This article was initially available on our podcast. Click here to listen.

We’re going to do a little review and a review in the sense of not a recap but analyzing or looking at the capabilities of one of the systems, meaning practice management systems and clearinghouses out there. That’s Open Practice Solutions. The system that they provide is called OpenPM.

All about OpenPM

First of all, I want to say some positive things about OpenPM and Open Practice Solutions. They have a clearinghouse attached to them, which is Etactics. The organization seems to be very data-oriented. We have worked with them via one of our clients for quite a few years. They are overall quite good at reporting. They have a module in their system that is browser-based, by the way. 

You can create custom reports. You can pick from an enormous number of fields and select them and things like that. So there’s a lot of good options there. They are very cooperative. They’re willing to make modifications to change reports. They’re eager to do development to help you get what you need. So there are overall very positive things to say about OpenPM.

Denials analytics

Concerning denials analytics specifically, we’ve also given them positive reviews overall, in general, because very few systems provide denials data, meaning denials codes in a report. We can get denial codes from OpenPM, and that’s great. You can also get a denial description, which is fantastic because we’d like to have both. Both are very valuable. Very few systems allow you to get that information.

We have mentioned in the past that there are some limitations. One of those limitations for OpenPM is getting this information (it is located in a text field called “Note”). For instance, you have to be able to not only ignore nulls and all kinds of other information that’s irrelevant because some of those records have information that you don’t want. However, even when it does contain a form that you’re interested in, you have to parse out the code in the description because it’ll say something like “CO133”. 

Then there’ll be a caret and then an explanation and then another caret and then a bunch of numbers. So you’ve got to parse those things out. They’re not even always in that format. Sometimes, there’s information and then the caret and then the denial code. It can be a little bit goofy. Overall, it’s great to have that information. You can get it out. We can parse out those codes using software to bill that. So it’s some work, but nothing that we can’t get through.


There is a more significant issue that we wanted to comment on to OpenPM, and that is that codes get smushed together. What do I mean by that? Well, I don’t mean that if you’ve got a CO109 and a CO133, you’ll get a CO133109 or something like that, or you’ll lose one of those things. What I mean is that typically, if you get, in an 835 file, which is an ANSI X12N format, an adjustment group like CO or PR and then you have a code like 133 or 109, 253, etc., then there is also a remark code like N220, MA27, N290, etc. There’s a lot of different remark codes.

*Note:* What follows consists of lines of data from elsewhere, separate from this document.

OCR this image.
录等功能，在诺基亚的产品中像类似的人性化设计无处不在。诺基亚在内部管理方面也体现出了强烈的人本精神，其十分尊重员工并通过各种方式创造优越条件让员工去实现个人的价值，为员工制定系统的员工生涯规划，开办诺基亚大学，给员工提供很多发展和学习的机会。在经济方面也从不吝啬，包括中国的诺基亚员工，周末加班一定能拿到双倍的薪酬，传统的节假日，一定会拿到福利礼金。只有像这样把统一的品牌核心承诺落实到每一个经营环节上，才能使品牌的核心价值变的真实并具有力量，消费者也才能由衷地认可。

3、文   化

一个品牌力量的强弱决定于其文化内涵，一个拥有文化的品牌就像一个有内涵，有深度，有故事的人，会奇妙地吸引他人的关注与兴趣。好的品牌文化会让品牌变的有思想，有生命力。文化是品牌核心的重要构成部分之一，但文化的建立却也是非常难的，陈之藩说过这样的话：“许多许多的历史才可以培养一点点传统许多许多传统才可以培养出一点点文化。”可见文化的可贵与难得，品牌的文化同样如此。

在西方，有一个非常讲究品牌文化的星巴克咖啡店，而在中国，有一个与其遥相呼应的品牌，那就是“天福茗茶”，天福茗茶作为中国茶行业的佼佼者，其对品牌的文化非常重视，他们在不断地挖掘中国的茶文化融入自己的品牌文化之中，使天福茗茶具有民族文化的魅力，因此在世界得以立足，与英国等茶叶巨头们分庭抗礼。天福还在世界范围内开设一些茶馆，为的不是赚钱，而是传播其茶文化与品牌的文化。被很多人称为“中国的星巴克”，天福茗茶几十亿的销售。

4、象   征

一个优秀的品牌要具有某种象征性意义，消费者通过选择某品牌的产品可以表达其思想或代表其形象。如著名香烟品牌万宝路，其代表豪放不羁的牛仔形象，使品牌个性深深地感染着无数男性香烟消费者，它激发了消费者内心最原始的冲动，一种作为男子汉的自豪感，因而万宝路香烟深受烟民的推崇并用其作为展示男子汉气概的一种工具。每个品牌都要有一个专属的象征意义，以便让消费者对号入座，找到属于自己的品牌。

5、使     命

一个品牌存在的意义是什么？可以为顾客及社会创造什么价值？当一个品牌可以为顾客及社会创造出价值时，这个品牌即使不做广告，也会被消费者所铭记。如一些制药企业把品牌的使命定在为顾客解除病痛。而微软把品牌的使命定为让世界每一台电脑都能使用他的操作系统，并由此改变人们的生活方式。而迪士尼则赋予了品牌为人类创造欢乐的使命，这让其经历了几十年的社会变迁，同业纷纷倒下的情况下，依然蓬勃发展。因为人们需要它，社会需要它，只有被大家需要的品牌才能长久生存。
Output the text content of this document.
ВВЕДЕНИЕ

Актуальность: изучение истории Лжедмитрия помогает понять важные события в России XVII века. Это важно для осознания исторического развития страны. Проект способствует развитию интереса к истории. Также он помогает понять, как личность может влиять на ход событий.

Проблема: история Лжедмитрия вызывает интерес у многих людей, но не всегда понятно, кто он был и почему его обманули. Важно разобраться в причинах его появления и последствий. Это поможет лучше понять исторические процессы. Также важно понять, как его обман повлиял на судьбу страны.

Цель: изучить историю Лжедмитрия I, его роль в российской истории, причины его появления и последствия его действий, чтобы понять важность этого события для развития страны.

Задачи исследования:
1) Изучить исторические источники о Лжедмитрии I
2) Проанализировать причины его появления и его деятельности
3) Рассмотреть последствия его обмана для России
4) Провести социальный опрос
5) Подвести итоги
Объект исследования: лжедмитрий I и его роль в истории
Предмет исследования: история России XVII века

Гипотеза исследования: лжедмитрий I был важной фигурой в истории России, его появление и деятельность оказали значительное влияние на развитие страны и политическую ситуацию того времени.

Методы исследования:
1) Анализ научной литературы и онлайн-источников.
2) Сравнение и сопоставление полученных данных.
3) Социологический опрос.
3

With OpenPM, in a case where there was, for example, an adjustment group and a code like a CO133 and then a remark code like N220, we would get CON220. That would be the information delivered to us in that note field that we’d be parsing out. Or COMA27, for example.

Identify patterns

Ideally, we would get both the adjustment group, the remark code, and the remark code. Whether they’re separated or not or formatted – that’s less of an issue because, again, we can develop software protocols to identify those patterns and pull out that information and parse it. That would all be fine. The problem is, it’s missing. So in the example, we gave (like a CO133 and an N220), we’ve lost 133. That’s an issue. It’s an issue because, at root, we’re an analytics company, and we’re missing a critical piece of information. That information is precious.

Reverse engineering

Now, it isn’t a total loss always because even if it’s missing, we can sometimes reverse-engineer the adjustment code from the description. So if it says “Incorrect patient demographics” or “The patient termed” or whatever the narrative might be, we could reverse-engineer and say, “Ah, that’s a CO. That’s a 109 or 133 or 253 or 45,” or whatever it might be. So we can reverse-engineer a number of those.

Even that can be complex because payers tend to have widely varying, in fact, wildly varying descriptions. Therefore, you need natural language processing to handle all of those and then convert those to a lookup table for those adjustment codes. So it is possible, but it’s a lot of work. It’s challenging. Even with that, it doesn’t always work. You can’t always find the missing adjustment code.

Final thought

I’m going to pause there. We’ll come back and talk more about this particular issue for OpenPM in a follow-up podcast. So that’s a little bit of information about OpenPM and their denials management reporting.